Consequently, opponents of the operation interpreted it as supporting their cause,
because it condemned sex-change operations performed simply at the wish of the
patient [5] [#N5] . On the other hand, Sally's party (and, eventually, the Public
Prosecutor) saw it as supportive of their position, because it placed the final decision
with the medical doctor.

On June 12, 1988, al-Azhar took the case to court, claiming that the surgeon was
liable to punishment for inflicting a permanent disease upon the patient, according
to § 240 in the penal code [6] [#N6] . The Public Prosecutor [ an-Niyaba al-cAmma]
carried out an investigation.

The Public Prosecutor summoned Fakhri Salih, the medical examiner. Salih
consulted the relevant scientific literature on the subject, as well as the Medical
Counselor for the Hospital Sector. They agreed that while, from a purely physical
point of view, Sayyid cAbd Allah had been a man, psychologically speaking he was
not; the diagnosis of psychological hermaphroditism had been accurate, and it was
correct that after puberty this disease is only curable by means of a surgical
operation. The surgeon had been following the rules of his profession, consulting
relevant specialists, and the operation had been performed properly.
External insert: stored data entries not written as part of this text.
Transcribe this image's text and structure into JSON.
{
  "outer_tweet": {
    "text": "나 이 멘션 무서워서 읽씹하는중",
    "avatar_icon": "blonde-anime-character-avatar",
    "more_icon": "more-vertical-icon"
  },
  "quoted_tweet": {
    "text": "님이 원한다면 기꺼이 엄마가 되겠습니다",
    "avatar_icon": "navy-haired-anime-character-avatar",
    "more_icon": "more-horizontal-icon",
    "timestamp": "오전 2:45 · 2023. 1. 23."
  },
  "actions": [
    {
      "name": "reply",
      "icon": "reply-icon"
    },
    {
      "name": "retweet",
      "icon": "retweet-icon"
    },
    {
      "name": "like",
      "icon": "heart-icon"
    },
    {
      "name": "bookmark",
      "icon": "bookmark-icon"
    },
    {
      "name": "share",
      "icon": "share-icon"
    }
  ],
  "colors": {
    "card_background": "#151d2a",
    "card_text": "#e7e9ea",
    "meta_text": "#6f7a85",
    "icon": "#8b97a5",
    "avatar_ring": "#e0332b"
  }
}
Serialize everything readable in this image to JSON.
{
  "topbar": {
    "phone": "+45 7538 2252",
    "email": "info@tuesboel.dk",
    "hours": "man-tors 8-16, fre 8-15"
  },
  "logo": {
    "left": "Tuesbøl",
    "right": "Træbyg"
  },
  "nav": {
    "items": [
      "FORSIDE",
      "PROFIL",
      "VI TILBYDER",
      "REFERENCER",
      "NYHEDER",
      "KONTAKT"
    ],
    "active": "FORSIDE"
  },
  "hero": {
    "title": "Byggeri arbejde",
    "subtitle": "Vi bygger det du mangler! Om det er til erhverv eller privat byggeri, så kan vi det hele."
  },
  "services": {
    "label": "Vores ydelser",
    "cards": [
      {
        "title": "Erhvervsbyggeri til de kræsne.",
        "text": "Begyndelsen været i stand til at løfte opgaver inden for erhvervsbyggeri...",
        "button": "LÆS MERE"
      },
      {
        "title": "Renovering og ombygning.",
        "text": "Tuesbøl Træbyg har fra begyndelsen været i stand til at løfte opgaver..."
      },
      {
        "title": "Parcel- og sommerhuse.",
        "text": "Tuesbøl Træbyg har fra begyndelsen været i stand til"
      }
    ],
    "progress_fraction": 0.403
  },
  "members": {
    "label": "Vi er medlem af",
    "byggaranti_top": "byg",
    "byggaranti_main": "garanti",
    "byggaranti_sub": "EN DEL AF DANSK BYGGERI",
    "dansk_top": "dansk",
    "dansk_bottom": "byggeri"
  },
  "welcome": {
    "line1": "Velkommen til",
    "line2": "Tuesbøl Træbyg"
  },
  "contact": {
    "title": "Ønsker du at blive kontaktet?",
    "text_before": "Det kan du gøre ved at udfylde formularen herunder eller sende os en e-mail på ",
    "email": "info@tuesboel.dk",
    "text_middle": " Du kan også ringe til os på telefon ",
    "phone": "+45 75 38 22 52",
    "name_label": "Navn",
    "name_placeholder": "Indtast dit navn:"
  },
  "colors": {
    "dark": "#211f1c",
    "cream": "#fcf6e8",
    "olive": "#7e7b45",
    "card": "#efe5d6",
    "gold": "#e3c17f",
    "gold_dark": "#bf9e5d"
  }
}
He had not
inflicted any permanent physical disablement on the patient. The patient could be
regarded [ yuctabar] as a female, although lacking uterus, ovary and menstruation.
Finally, he examined Sally on September 12 and concluded that the anus had not
been recently nor continously used for sodomy [ liwatan].
The Doctors' Syndicate did not accept the findings of the medical examiner, but
insisted that the surgeon had operated on a man who was as much a man as any
man. A meeting was held where they exchanged views on the matter [7] [#N7] . Shortly
before that, on November 11, the Doctors' Syndicate gave a press conference where it
stated that the operation was not a matter only for specialists, but had been a case of
public morals and therefore of public interest. It was an assault on the principles,
values, ethics and religion of Egyptian society. Consequently, the Syndicate deleted
cIzzat cAsham Allah Jibra'il from its membership records, and the anesthetist Ramzi
Jadd was fined £E 300 for his participation in the operation [8] [#N8] .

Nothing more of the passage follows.